Efficacy and safety of switching from the DPP-4 inhibitor sitagliptin to the human GLP-1 analog liraglutide after 52 weeks in metformin-treated patients with type 2 diabetes: a randomized, open-label trial.
Diabetes Care · 2012
Last updated 2026-05-28In a 52-week study of adults with type 2 diabetes on metformin, switching from sitagliptin to liraglutide (1.2 or 1.8 mg/day) further reduced blood sugar control by 0.2% to 0.5% and fasting blood sugar by 0.8 to 1.4 mmol/L. Participants also lost 1.6 to 2.5 kg more weight, and twice as many reached a target blood sugar level. Nausea was reported by 21% of participants after switching, but severe low blood sugar remained rare (3-4%).

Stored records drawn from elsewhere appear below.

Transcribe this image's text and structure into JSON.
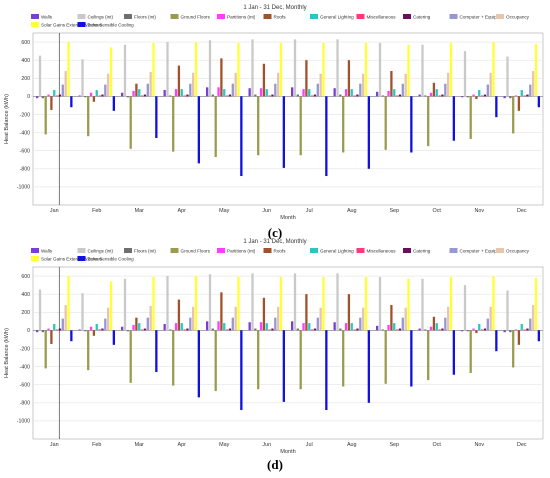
{
  "chart_data": [
    {
      "type": "bar",
      "title": "1 Jan - 31 Dec, Monthly",
      "xlabel": "Month",
      "ylabel": "Heat Balance (kWh)",
      "ylim": [
        -1200,
        700
      ],
      "yticks": [
        "-1000",
        "-800",
        "-600",
        "-400",
        "-200",
        "0",
        "200",
        "400",
        "600"
      ],
      "grid": true,
      "legend_position": "top",
      "categories": [
        "Jan",
        "Feb",
        "Mar",
        "Apr",
        "May",
        "Jun",
        "Jul",
        "Aug",
        "Sep",
        "Oct",
        "Nov",
        "Dec"
      ],
      "series": [
        {
          "name": "Walls",
          "color": "#7b3fd0",
          "values": [
            -20,
            10,
            40,
            70,
            100,
            90,
            100,
            90,
            50,
            20,
            -10,
            -20
          ]
        },
        {
          "name": "Ceilings (int)",
          "color": "#c9c9c9",
          "values": [
            450,
            410,
            570,
            600,
            620,
            630,
            630,
            630,
            590,
            570,
            500,
            440
          ]
        },
        {
          "name": "Floors (int)",
          "color": "#6f6f6f",
          "values": [
            -20,
            -10,
            -10,
            10,
            20,
            20,
            20,
            20,
            10,
            10,
            -10,
            -20
          ]
        },
        {
          "name": "Ground Floors",
          "color": "#9b9b4f",
          "values": [
            -420,
            -440,
            -580,
            -610,
            -670,
            -650,
            -650,
            -620,
            -590,
            -550,
            -470,
            -410
          ]
        },
        {
          "name": "Partitions (int)",
          "color": "#ff3dff",
          "values": [
            20,
            40,
            60,
            80,
            100,
            90,
            80,
            80,
            60,
            40,
            20,
            10
          ]
        },
        {
          "name": "Roofs",
          "color": "#a0522d",
          "values": [
            -150,
            -60,
            140,
            340,
            420,
            360,
            400,
            400,
            280,
            150,
            -30,
            -160
          ]
        },
        {
          "name": "General Lighting",
          "color": "#2cc6c0",
          "values": [
            70,
            70,
            80,
            80,
            80,
            80,
            80,
            80,
            80,
            80,
            70,
            70
          ]
        },
        {
          "name": "Miscellaneous",
          "color": "#ff3a7c",
          "values": [
            10,
            10,
            10,
            10,
            10,
            10,
            10,
            10,
            10,
            10,
            10,
            10
          ]
        },
        {
          "name": "Catering",
          "color": "#6b0f5a",
          "values": [
            20,
            20,
            20,
            20,
            20,
            20,
            20,
            20,
            20,
            20,
            20,
            20
          ]
        },
        {
          "name": "Computer + Equip",
          "color": "#9797d2",
          "values": [
            130,
            130,
            140,
            140,
            140,
            140,
            140,
            140,
            140,
            140,
            130,
            130
          ]
        },
        {
          "name": "Occupancy",
          "color": "#e6c7ad",
          "values": [
            280,
            250,
            270,
            260,
            260,
            260,
            250,
            250,
            250,
            260,
            260,
            280
          ]
        },
        {
          "name": "Solar Gains Exterior Windows",
          "color": "#ffff33",
          "values": [
            600,
            540,
            590,
            600,
            590,
            590,
            590,
            590,
            570,
            590,
            600,
            580
          ]
        },
        {
          "name": "Zone Sensible Cooling",
          "color": "#1010e0",
          "values": [
            -120,
            -160,
            -460,
            -740,
            -880,
            -790,
            -880,
            -800,
            -620,
            -490,
            -230,
            -120
          ]
        }
      ]
    },
    {
      "type": "bar",
      "title": "1 Jan - 31 Dec, Monthly",
      "xlabel": "Month",
      "ylabel": "Heat Balance (kWh)",
      "ylim": [
        -1200,
        700
      ],
      "yticks": [
        "-1000",
        "-800",
        "-600",
        "-400",
        "-200",
        "0",
        "200",
        "400",
        "600"
      ],
      "grid": true,
      "legend_position": "top",
      "categories": [
        "Jan",
        "Feb",
        "Mar",
        "Apr",
        "May",
        "Jun",
        "Jul",
        "Aug",
        "Sep",
        "Oct",
        "Nov",
        "Dec"
      ],
      "series": [
        {
          "name": "Walls",
          "color": "#7b3fd0",
          "values": [
            -20,
            10,
            40,
            70,
            100,
            90,
            100,
            90,
            50,
            20,
            -10,
            -20
          ]
        },
        {
          "name": "Ceilings (int)",
          "color": "#c9c9c9",
          "values": [
            450,
            410,
            570,
            600,
            620,
            630,
            630,
            630,
            590,
            570,
            500,
            440
          ]
        },
        {
          "name": "Floors (int)",
          "color": "#6f6f6f",
          "values": [
            -20,
            -10,
            -10,
            10,
            20,
            20,
            20,
            20,
            10,
            10,
            -10,
            -20
          ]
        },
        {
          "name": "Ground Floors",
          "color": "#9b9b4f",
          "values": [
            -420,
            -440,
            -580,
            -610,
            -670,
            -650,
            -650,
            -620,
            -590,
            -550,
            -470,
            -410
          ]
        },
        {
          "name": "Partitions (int)",
          "color": "#ff3dff",
          "values": [
            20,
            40,
            60,
            80,
            100,
            90,
            80,
            80,
            60,
            40,
            20,
            10
          ]
        },
        {
          "name": "Roofs",
          "color": "#a0522d",
          "values": [
            -150,
            -60,
            140,
            340,
            420,
            360,
            400,
            400,
            280,
            150,
            -30,
            -160
          ]
        },
        {
          "name": "General Lighting",
          "color": "#2cc6c0",
          "values": [
            70,
            70,
            80,
            80,
            80,
            80,
            80,
            80,
            80,
            80,
            70,
            70
          ]
        },
        {
          "name": "Miscellaneous",
          "color": "#ff3a7c",
          "values": [
            10,
            10,
            10,
            10,
            10,
            10,
            10,
            10,
            10,
            10,
            10,
            10
          ]
        },
        {
          "name": "Catering",
          "color": "#6b0f5a",
          "values": [
            20,
            20,
            20,
            20,
            20,
            20,
            20,
            20,
            20,
            20,
            20,
            20
          ]
        },
        {
          "name": "Computer + Equip",
          "color": "#9797d2",
          "values": [
            130,
            130,
            140,
            140,
            140,
            140,
            140,
            140,
            140,
            140,
            130,
            130
          ]
        },
        {
          "name": "Occupancy",
          "color": "#e6c7ad",
          "values": [
            280,
            250,
            270,
            260,
            260,
            260,
            250,
            250,
            250,
            260,
            260,
            280
          ]
        },
        {
          "name": "Solar Gains Exterior Windows",
          "color": "#ffff33",
          "values": [
            600,
            540,
            590,
            600,
            590,
            590,
            590,
            590,
            570,
            590,
            600,
            580
          ]
        },
        {
          "name": "Zone Sensible Cooling",
          "color": "#1010e0",
          "values": [
            -120,
            -160,
            -460,
            -740,
            -880,
            -790,
            -880,
            -800,
            -620,
            -490,
            -230,
            -120
          ]
        }
      ]
    }
  ],
  "captions": [
    "(c)",
    "(d)"
  ]
}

AI summary of the abstract below.
| Journal | Diabetes Care, 2012 |
|---|---|
| Citations | 58 |
| Relative citation ratio | 1.78 |
| NIH percentile | 70 |
| Molecules | liraglutide |
| Conditions studied | Type 2 Diabetes |
Abstract
OBJECTIVE: To assess the efficacy and safety of switching from sitagliptin to liraglutide in metformin-treated adults with type 2 diabetes.

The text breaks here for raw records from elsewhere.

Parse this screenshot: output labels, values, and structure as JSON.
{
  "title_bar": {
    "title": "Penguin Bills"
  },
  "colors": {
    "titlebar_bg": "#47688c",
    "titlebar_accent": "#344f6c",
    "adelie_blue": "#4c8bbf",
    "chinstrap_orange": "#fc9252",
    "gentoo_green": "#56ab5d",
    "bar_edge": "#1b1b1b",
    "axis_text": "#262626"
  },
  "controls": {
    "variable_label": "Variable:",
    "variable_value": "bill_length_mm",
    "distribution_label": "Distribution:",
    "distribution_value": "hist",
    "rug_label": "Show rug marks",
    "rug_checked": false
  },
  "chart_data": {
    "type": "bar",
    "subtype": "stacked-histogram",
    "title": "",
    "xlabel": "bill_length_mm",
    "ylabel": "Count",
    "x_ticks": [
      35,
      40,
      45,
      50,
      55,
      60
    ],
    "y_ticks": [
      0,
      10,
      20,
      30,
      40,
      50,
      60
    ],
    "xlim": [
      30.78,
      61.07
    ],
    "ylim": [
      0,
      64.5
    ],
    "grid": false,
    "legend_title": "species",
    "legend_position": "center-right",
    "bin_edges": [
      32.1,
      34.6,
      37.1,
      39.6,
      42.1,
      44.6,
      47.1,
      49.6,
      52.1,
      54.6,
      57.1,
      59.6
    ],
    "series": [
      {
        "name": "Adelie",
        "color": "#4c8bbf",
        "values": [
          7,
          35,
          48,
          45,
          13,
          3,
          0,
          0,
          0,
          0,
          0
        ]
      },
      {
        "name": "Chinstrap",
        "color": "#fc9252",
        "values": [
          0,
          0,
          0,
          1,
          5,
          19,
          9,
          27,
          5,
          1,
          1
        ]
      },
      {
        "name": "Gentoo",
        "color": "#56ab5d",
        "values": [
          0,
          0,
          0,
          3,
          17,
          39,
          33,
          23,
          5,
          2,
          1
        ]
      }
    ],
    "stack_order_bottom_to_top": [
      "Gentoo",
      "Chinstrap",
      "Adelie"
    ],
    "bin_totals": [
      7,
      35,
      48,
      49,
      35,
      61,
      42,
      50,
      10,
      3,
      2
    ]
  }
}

RESEARCH DESIGN AND METHODS: In an open-label trial, participants randomized to receive either liraglutide (1.2 or 1.8 mg/day) or sitagliptin (100 mg/day), each added to metformin, continued treatment for 52 weeks. In a 26-week extension, sitagliptin-treated participants were randomly allocated to receive instead liraglutide at either 1.2 or 1.8 mg/day, while participants originally randomized to receive liraglutide continued unchanged.

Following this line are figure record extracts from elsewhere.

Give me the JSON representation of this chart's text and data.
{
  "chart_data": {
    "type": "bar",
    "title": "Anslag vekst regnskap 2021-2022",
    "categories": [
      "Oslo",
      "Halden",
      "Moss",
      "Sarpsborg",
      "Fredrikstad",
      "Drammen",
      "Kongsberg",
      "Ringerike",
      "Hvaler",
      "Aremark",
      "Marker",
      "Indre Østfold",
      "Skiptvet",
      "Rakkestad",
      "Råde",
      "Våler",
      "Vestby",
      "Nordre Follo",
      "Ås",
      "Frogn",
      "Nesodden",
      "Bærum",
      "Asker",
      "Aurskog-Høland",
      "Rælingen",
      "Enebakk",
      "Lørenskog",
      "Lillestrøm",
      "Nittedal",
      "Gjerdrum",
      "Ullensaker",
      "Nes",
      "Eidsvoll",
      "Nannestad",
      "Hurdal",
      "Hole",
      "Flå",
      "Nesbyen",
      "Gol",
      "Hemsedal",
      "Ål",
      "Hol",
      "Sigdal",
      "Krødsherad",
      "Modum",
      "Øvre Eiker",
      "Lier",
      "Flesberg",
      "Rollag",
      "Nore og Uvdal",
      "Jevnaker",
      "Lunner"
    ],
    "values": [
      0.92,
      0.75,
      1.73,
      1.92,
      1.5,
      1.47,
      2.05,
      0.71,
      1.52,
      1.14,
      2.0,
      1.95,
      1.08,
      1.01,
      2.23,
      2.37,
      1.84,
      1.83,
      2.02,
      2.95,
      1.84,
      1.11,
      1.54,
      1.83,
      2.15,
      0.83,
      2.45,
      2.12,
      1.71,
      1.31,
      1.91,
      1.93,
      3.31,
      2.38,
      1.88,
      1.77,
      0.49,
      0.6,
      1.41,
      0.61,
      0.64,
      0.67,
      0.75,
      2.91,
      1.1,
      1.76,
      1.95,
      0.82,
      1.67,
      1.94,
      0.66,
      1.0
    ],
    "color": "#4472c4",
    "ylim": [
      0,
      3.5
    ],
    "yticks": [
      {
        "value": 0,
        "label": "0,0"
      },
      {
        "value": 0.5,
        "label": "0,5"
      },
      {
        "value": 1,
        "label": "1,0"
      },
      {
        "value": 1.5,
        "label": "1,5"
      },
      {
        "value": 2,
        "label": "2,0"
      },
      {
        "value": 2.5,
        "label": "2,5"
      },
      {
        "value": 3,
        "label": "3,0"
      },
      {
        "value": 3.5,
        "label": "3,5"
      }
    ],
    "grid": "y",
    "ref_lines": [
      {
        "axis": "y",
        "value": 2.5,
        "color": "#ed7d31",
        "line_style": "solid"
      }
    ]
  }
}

RESULTS: Although 52 weeks of sitagliptin changed glycosylated hemoglobin (HbA(1c)) by -0.9% from baseline, additional decreases occurred after switching to liraglutide (1.2 mg/day, -0.2%, P = 0.006; 1.8 mg/day, -0.5%, P = 0.0001). Conversion to liraglutide was associated with reductions in fasting plasma glucose (FPG) (1.2 mg/day, -0.8 mmol/L, P = 0.0004; 1.8 mg/day, -1.4 mmol/L, P < 0.0001) and body weight (1.2 mg/day, -1.6 kg; 1.8 mg/day, -2.5 kg; both P < 0.0001) and with an increased proportion of patients reaching HbA(1c) <7% (from ∼30% to ∼50%). Overall treatment satisfaction, assessed by the Diabetes Treatment Satisfaction Questionnaire, improved after switching to liraglutide (pooled 1.2 and 1.8 mg/day, 1.3; P = 0.0189). After switching, mostly transient nausea occurred in 21% of participants, and minor hypoglycemia remained low (3-4% of participants). Continuing liraglutide treatment at 1.2 mg/day and 1.8 mg/day for 78 weeks reduced HbA(1c) (baseline 8.3 and 8.4%, respectively) by -0.9 and -1.3%, respectively; FPG by -1.3 and -1.7 mmol/L, respectively; and weight by -2.6 and -3.1 kg, respectively, with 9-10% of participants reporting minor hypoglycemia.
CONCLUSIONS: Glycemic control, weight, and treatment satisfaction improved after switching from sitagliptin to liraglutide, albeit with a transient increase in gastrointestinal reactions.